Bireylerin manipülasyon biçimleri aracılığıyla edilgen kılınmaları ve düzen siyasetine eklemlenmeleri, düzenin korunması ve sürdürülmesi bakımından yeterli, ancak çoğu zaman eksik bir koşuldur. Bu eksiklik büyük oranda patronaj ilişkileri kullanılarak tamamlanır. Başka bir deyişle, düzen siyasetinde patronaj ilişkileri, yarattığı maddi bağımlılık hali dolayısıyla tamamlayıcı bir işleve sahiptir

Patronaj ilişkileri ve satın alınan oylar meselesi

Önder Kulak - Dr., Felsefe

Bugün işçiler arasından önemli bir kalabalığın kendi çıkarlarına aykırı siyasi oluşumlara destek verdikleri görülebilir. Bu durum önemli oranda sınıfın örgütsüzlüğü ve yanılsama örüntüleri aracılığıyla açıklanır. Lâkin daha tam bir açıklama için birkaç elzem başlığın daha burada düşünülmesi gerekebilir. Bunların başında ise sınıfın örgütsüzlüğüne ve yanılsama örüntülerine dayanan, ancak kuvvetli etkisi bakımından kendi başına görece bağımsız bir koşul da oluşturan patronaj ilişkileri bulunur.

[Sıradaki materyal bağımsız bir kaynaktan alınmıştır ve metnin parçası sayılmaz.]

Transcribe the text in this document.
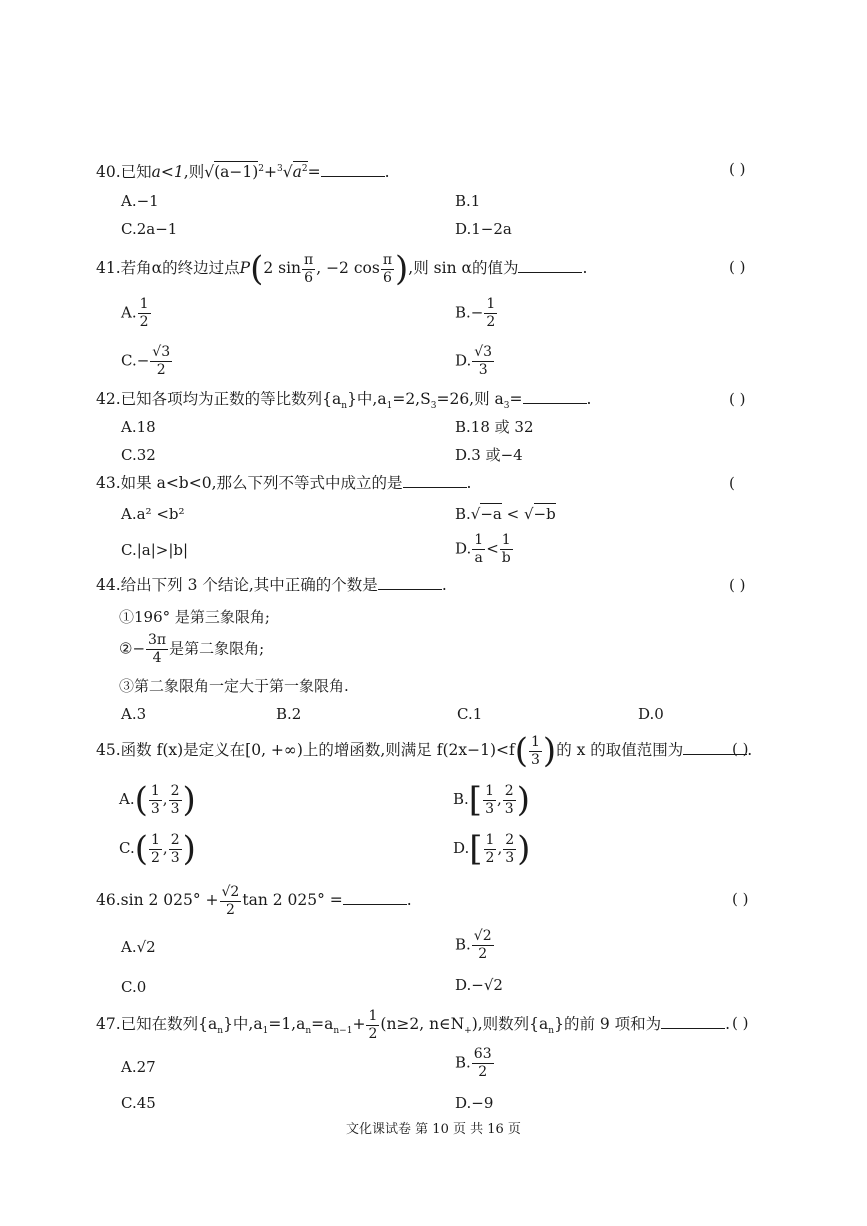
40.已知a<1,则$√(a-1)^2+^3√a^2=$	.	( )
A.−1	B.1
C.2a−1	D.1−2a
41.若角α的终边过点P(2 $\sin \frac{\pi}{6}$ , −2 $\cos \frac{\pi}{6}$ ),则 sin α的值为	.	( )
A. $\frac{1}{2}$	$B.- \frac{1}{2}$
$C.- \frac{√3}{2}$	D. $\frac{√3}{3}$
42.已知各项均为正数的等比数列$\{a_n\}$中$,a_1=2,S_3=26$,则 $a_3=$	.	( )
A.18	B.18 或 32
C.32	D.3 或−4
43.如果 a<b<0,那么下列不等式中成立的是	.	(
A.a² <b²	B.√−a < √−b
C.|a|>|b|	D. $\frac{1}{a} < \frac{1}{b}$
44.给出下列 3 个结论,其中正确的个数是	.	( )
①196° 是第三象限角;
②− $\frac{3\pi}{4}$ 是第二象限角;
③第二象限角一定大于第一象限角.
A.3	B.2	C.1	D.0
45.函数 f(x)是定义在[0, +∞)上的增函数,则满足 $f(2x-1)<f( \frac{1}{3}$ )的 x 的取值范围为	.
( )
$A.( \frac{1}{3}$ , $\frac{2}{3}$ )	$B.[ \frac{1}{3}$ , $\frac{2}{3}$ )
$C.( \frac{1}{2}$ , $\frac{2}{3}$ )	$D.[ \frac{1}{2}$ , $\frac{2}{3}$ )
46.sin 2 $025^\circ + \frac{√2}{2}$ tan 2 025° =	.	( )
A.√2	B. $\frac{√2}{2}$
C.0	D.−√2
47.已知在数列$\{a_n\}$中$,a_1=1,a_n=a_{n-1}+ \frac{1}{2} (n\ge 2$, $n\in N_+$),则数列$\{a_n\}$的前 9 项和为	. ( )
A.27	B. $\frac{63}{2}$
C.45	D.−9
文化课试卷 第 10 页 共 16 页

Patronaj kavramı, Antik Roma’da kullanılan patronus sözcüğünden ileri gelir. Patronus ise Türkçe karşılığı baba olan pater ifadesinden türetilmiştir. Anlamca, bir kimsenin “yanında olanı” koruması, kollaması, desteklemesi, kısacası ona yarar sağlaması fiillerini içerir. Bu çerçeve dahilinde sözcüğün birkaç farklı bağlamda kullanıldığı söylenebilir. Bunlardan en sık karşılaşılanı ise, siyasi ilişkiler kapsamında kullanılan patronaj sözcüğüdür.

Siyasi ilişkiler kapsamında patronaj, elinde merkezi veya yerel belirleyici bir güç bulunan bir iradenin, kendisine verilen destek sonucu bir kimse ya da topluluğa kimi maddi ya da koruma, kollama gibi sosyal menfaatler sağlamasını içerir. Başka bir deyişle, söz konusu irade eliyle siyasi destek metalaştırılır ve böylece belirli bir bedel karşılığında satın alınması olanaklı kılınır. Bu durum bir anlamda bireyin emek gücünün ötesinde, beden konusundaki örneklerde olduğu gibi, bir uzvunun metalaştırılmasına müsaade etmesi anlamına gelir. Bu ve benzeri içeriklerin, kimi nüanslar eşliğinde, birçok düşünür tarafından benimsendiği ve kullanıldığı görülebilir. Bu düşünürler arasında Marx da bulunur.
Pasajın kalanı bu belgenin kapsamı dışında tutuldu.